What did Zurayk think about Zionism and its triumph? Here’s what he wrote:

“The reason for the victory of the Zionists was that the roots of Zionism are grounded in modern Western life while we for the most part are still distant from this life and hostile to it. They live in the present and for the future, while we continue to dream the dreams of the past and to stupefy ourselves with its fading glory.”

“To dream the dreams of the past and to stupefy ourselves with its fading glory.” Isn’t that precisely what the Nakba concept is used for today? To say: we cannot make a compromise peace because those horrible Israelis were so mean to us more than 60 years ago. We are victims. We want revenge. We dream of total victory.

And those dreams and that stupefying guarantees failure for the Arabs, and most of all the Palestinians, today.

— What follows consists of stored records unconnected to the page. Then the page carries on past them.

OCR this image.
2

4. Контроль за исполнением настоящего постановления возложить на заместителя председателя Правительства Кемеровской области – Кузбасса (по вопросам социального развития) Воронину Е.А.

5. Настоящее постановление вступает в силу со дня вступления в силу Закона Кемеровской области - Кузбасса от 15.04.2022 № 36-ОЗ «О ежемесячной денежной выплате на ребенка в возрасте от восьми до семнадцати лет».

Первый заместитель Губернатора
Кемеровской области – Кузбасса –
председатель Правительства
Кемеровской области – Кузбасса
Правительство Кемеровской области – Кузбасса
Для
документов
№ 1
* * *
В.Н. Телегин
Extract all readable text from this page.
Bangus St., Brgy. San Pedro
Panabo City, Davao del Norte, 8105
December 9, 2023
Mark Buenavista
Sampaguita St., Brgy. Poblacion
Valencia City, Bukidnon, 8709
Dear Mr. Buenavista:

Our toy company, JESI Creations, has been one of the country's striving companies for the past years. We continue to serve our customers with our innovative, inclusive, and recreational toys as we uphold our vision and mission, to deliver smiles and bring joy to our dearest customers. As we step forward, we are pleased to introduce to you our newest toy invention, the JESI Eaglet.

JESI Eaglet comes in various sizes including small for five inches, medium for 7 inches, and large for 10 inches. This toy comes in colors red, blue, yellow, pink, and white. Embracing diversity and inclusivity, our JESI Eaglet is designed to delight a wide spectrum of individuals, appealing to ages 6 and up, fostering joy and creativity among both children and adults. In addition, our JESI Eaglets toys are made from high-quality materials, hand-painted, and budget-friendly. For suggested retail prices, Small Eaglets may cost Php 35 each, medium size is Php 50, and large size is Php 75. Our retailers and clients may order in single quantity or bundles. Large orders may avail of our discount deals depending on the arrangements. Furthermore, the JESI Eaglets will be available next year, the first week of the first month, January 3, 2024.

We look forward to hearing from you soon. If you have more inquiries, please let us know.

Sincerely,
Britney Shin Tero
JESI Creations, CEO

If Zurayk were alive today he’d be an Arab liberal fighting radical Islamism. Zurayk wanted the Arabs to learn from their mistakes.
As usual, Rubin is right. The coiner of the term "nakba" had an entirely different meaning in mind. To him, "nakba" doesn't mean Israel's victory in 1948, but Arabs' failure to solve their problems. Here's how Nissim Rejwan summarized Zurayk's book in 1988:

Immediately following the first Arab-Israeli war of 1948-1949 a number of Arab writers and thinkers, profoundly shocked by the defeat the armies of five Arab states suffered at the hands of what the Arabs called "the Zionist bands," set out to analyze the causes and draw the lessons of the debacle. Foremost among these was Constantine Zureiq, a Lebanese professor of history and a prolific political writer with strong Arab nationalist leanings. His book on the subject, Ma'na al-Nakba (The Meaning of the Disaster), was published soon after the outbreak of the war— August 1948 — and was mainly a work of self-criticism. The battle against Israel, he wrote, will not be won "as long as the Arabs remain in their present condition." The road to final and complete victory, he added, "lies in a fundamental change of the situation of the Arabs, in a complete transformation in their modes of thought, action and life." Subsequently, writing in 1966. Zureiq was to observe that the Arabs still had a long way to go to attain their goals in Palestine. He also coined a new term, 'ilm al-nakba —the science of Catastrophe or, better still, catastrophology — adding that the Arabs must now approach their problems with Israel "in a scientific Way."
The word had nothing to do with refugees. It meant that, just as today, Arabs blamed others for their own self-inflicted problems.

I believe that the first time that the word "catastrophe" was used in reference to the refugee problem by Palestinian Arabs was in a letter from the Arab Higher Committee to the UN in May 1949, where they said:
The Arabs believe that the United Nations Organization which is the author of the partition plan, is responsible for the catastrophe that has befallen the Palestinian refugees. As such it is the duty of the United Nations to remove the injustice done to the Arabs. We submit that by removing the cause of the problem of the refugees, the United Nations will have substantially solved their serious problem.
Meaning that they wanted to UN to dissolve Israel, supposedly as a means to solve the refugee issue.

This is how the word is used nowadays - as a means to destroy Israel, not the way the coiner of the term intended it, as criticism of the Arabs.